Hacker News new | ask | show | jobs
by Lucasoato 33 days ago
Do you know what kind of machine do I need to run the original DeepSeek v4 pro model with a good tok/s throughput?
3 comments

You don't need a machine. You need a rack of them. 1.34TB VRAM https://wavespeed.ai/blog/posts/deepseek-v4-gpu-vram-require...
Nobody is serving models in BF16 precision, not even commercial providers. Especially with newer quant methods (like nv4)

The article states you can fit Q4 in 4 x 4090 and it works reasonably well.

I'd personally fo for deepseek V4 flash at Q8, hardware prices need to come down though.

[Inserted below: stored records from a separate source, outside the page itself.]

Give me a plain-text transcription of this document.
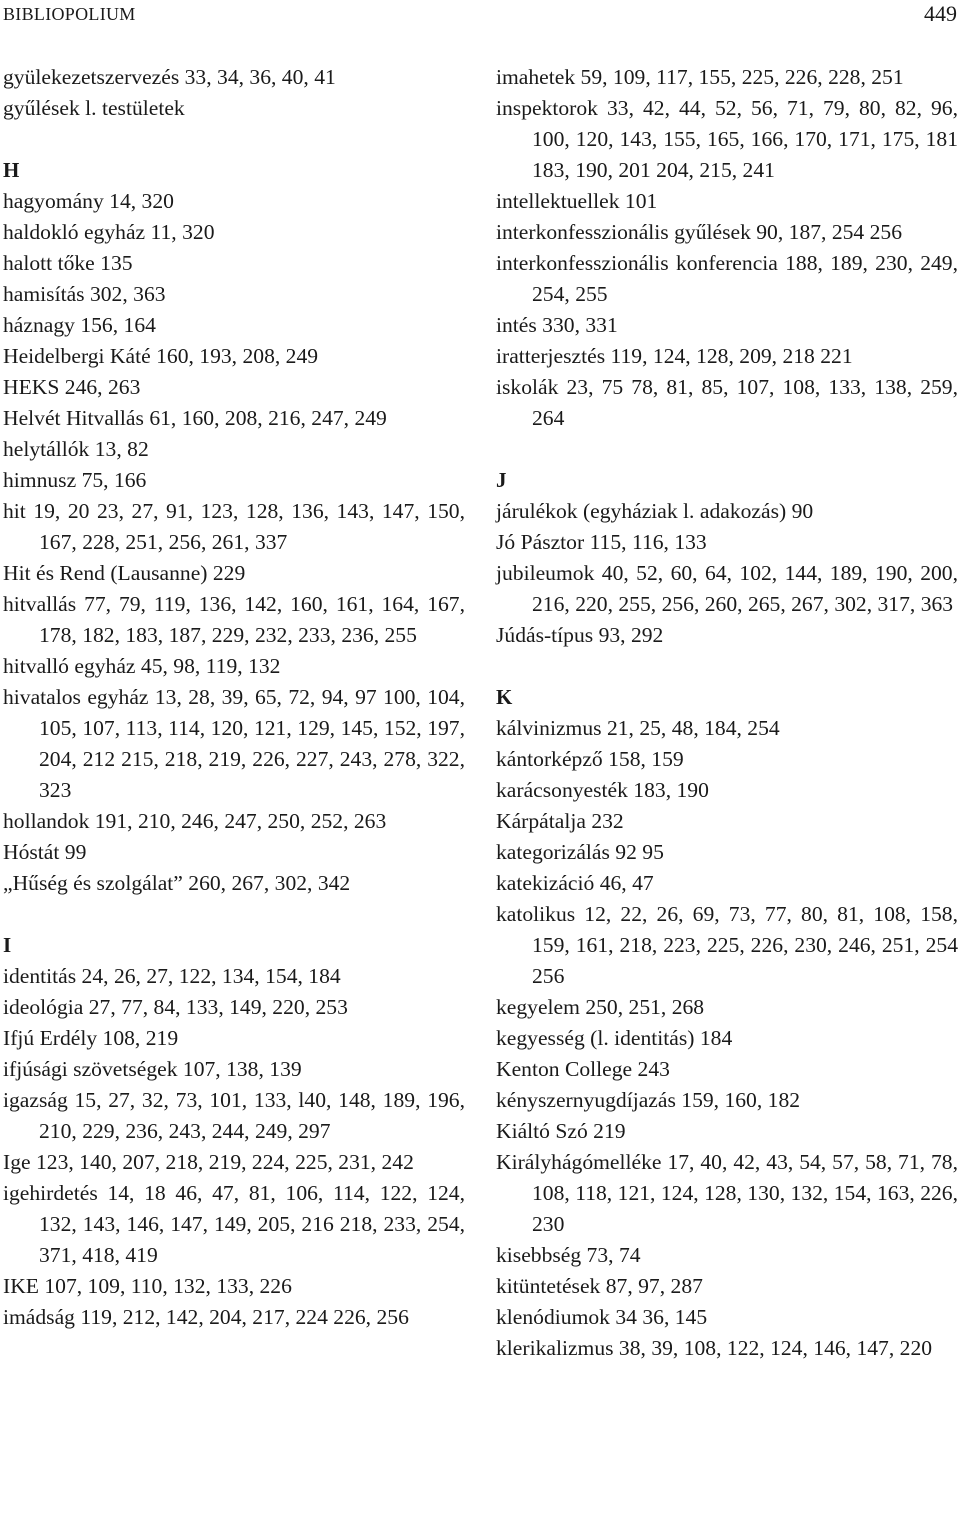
BIBLIOPOLIUM	449
gyülekezetszervezés 33, 34, 36, 40, 41
gyűlések l. testületek
H
hagyomány 14, 320
haldokló egyház 11, 320
halott tőke 135
hamisítás 302, 363
háznagy 156, 164
Heidelbergi Káté 160, 193, 208, 249
HEKS 246, 263
Helvét Hitvallás 61, 160, 208, 216, 247, 249
helytállók 13, 82
himnusz 75, 166
hit 19, 20 23, 27, 91, 123, 128, 136, 143, 147, 150, 167, 228, 251, 256, 261, 337
Hit és Rend (Lausanne) 229
hitvallás 77, 79, 119, 136, 142, 160, 161, 164, 167, 178, 182, 183, 187, 229, 232, 233, 236, 255
hitvalló egyház 45, 98, 119, 132
hivatalos egyház 13, 28, 39, 65, 72, 94, 97 100, 104, 105, 107, 113, 114, 120, 121, 129, 145, 152, 197, 204, 212 215, 218, 219, 226, 227, 243, 278, 322, 323
hollandok 191, 210, 246, 247, 250, 252, 263
Hóstát 99
„Hűség és szolgálat” 260, 267, 302, 342
I
identitás 24, 26, 27, 122, 134, 154, 184
ideológia 27, 77, 84, 133, 149, 220, 253
Ifjú Erdély 108, 219
ifjúsági szövetségek 107, 138, 139
igazság 15, 27, 32, 73, 101, 133, l40, 148, 189, 196, 210, 229, 236, 243, 244, 249, 297
Ige 123, 140, 207, 218, 219, 224, 225, 231, 242
igehirdetés 14, 18 46, 47, 81, 106, 114, 122, 124, 132, 143, 146, 147, 149, 205, 216 218, 233, 254, 371, 418, 419
IKE 107, 109, 110, 132, 133, 226
imádság 119, 212, 142, 204, 217, 224 226, 256
imahetek 59, 109, 117, 155, 225, 226, 228, 251
inspektorok 33, 42, 44, 52, 56, 71, 79, 80, 82, 96, 100, 120, 143, 155, 165, 166, 170, 171, 175, 181 183, 190, 201 204, 215, 241
intellektuellek 101
interkonfesszionális gyűlések 90, 187, 254 256
interkonfesszionális konferencia 188, 189, 230, 249, 254, 255
intés 330, 331
iratterjesztés 119, 124, 128, 209, 218 221
iskolák 23, 75 78, 81, 85, 107, 108, 133, 138, 259, 264
J
járulékok (egyháziak l. adakozás) 90
Jó Pásztor 115, 116, 133
jubileumok 40, 52, 60, 64, 102, 144, 189, 190, 200, 216, 220, 255, 256, 260, 265, 267, 302, 317, 363
Júdás-típus 93, 292
K
kálvinizmus 21, 25, 48, 184, 254
kántorképző 158, 159
karácsonyesték 183, 190
Kárpátalja 232
kategorizálás 92 95
katekizáció 46, 47
katolikus 12, 22, 26, 69, 73, 77, 80, 81, 108, 158, 159, 161, 218, 223, 225, 226, 230, 246, 251, 254 256
kegyelem 250, 251, 268
kegyesség (l. identitás) 184
Kenton College 243
kényszernyugdíjazás 159, 160, 182
Kiáltó Szó 219
Királyhágómelléke 17, 40, 42, 43, 54, 57, 58, 71, 78, 108, 118, 121, 124, 128, 130, 132, 154, 163, 226, 230
kisebbség 73, 74
kitüntetések 87, 97, 287
klenódiumok 34 36, 145
klerikalizmus 38, 39, 108, 122, 124, 146, 147, 220
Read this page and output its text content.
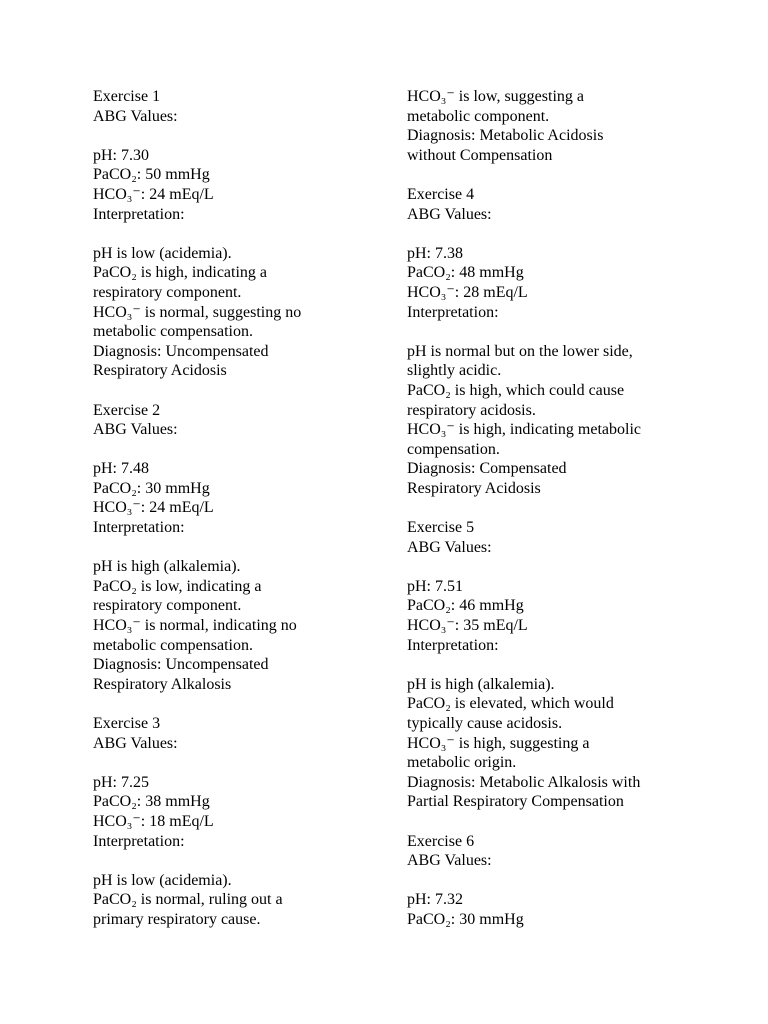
Exercise 1
ABG Values:
pH: 7.30
PaCO₂: 50 mmHg
HCO₃⁻: 24 mEq/L
Interpretation:
pH is low (acidemia).
PaCO₂ is high, indicating a
respiratory component.
HCO₃⁻ is normal, suggesting no
metabolic compensation.
Diagnosis: Uncompensated
Respiratory Acidosis
Exercise 2
ABG Values:
pH: 7.48
PaCO₂: 30 mmHg
HCO₃⁻: 24 mEq/L
Interpretation:
pH is high (alkalemia).
PaCO₂ is low, indicating a
respiratory component.
HCO₃⁻ is normal, indicating no
metabolic compensation.
Diagnosis: Uncompensated
Respiratory Alkalosis
Exercise 3
ABG Values:
pH: 7.25
PaCO₂: 38 mmHg
HCO₃⁻: 18 mEq/L
Interpretation:
pH is low (acidemia).
PaCO₂ is normal, ruling out a
primary respiratory cause.
HCO₃⁻ is low, suggesting a
metabolic component.
Diagnosis: Metabolic Acidosis
without Compensation
Exercise 4
ABG Values:
pH: 7.38
PaCO₂: 48 mmHg
HCO₃⁻: 28 mEq/L
Interpretation:
pH is normal but on the lower side,
slightly acidic.
PaCO₂ is high, which could cause
respiratory acidosis.
HCO₃⁻ is high, indicating metabolic
compensation.
Diagnosis: Compensated
Respiratory Acidosis
Exercise 5
ABG Values:
pH: 7.51
PaCO₂: 46 mmHg
HCO₃⁻: 35 mEq/L
Interpretation:
pH is high (alkalemia).
PaCO₂ is elevated, which would
typically cause acidosis.
HCO₃⁻ is high, suggesting a
metabolic origin.
Diagnosis: Metabolic Alkalosis with
Partial Respiratory Compensation
Exercise 6
ABG Values:
pH: 7.32
PaCO₂: 30 mmHg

Once an NV4 version get released it'll be easier to run on commodity hardware.

less if you quantize. apparently Q8 and Q4 do pretty well.
It's not really plausible to host at home, unless you have deep pockets. What you/we win here is a model that doesn't suddenly become worse like the proprietary ones have been doing, and you can choose a provider from a competitive market.
DeepSeek v4 pro is still rather large, DeepSeek-V4-Flash[0] becomes relatively more reasonable with smaller quantizations and eventually will be able to effectively offload 'facts' to system RAM. See DwarfStar 4[1] for current sweet spots.

[0] https://huggingface.co/deepseek-ai/DeepSeek-V4-Flash

[1] https://news.ycombinator.com/item?id=48142108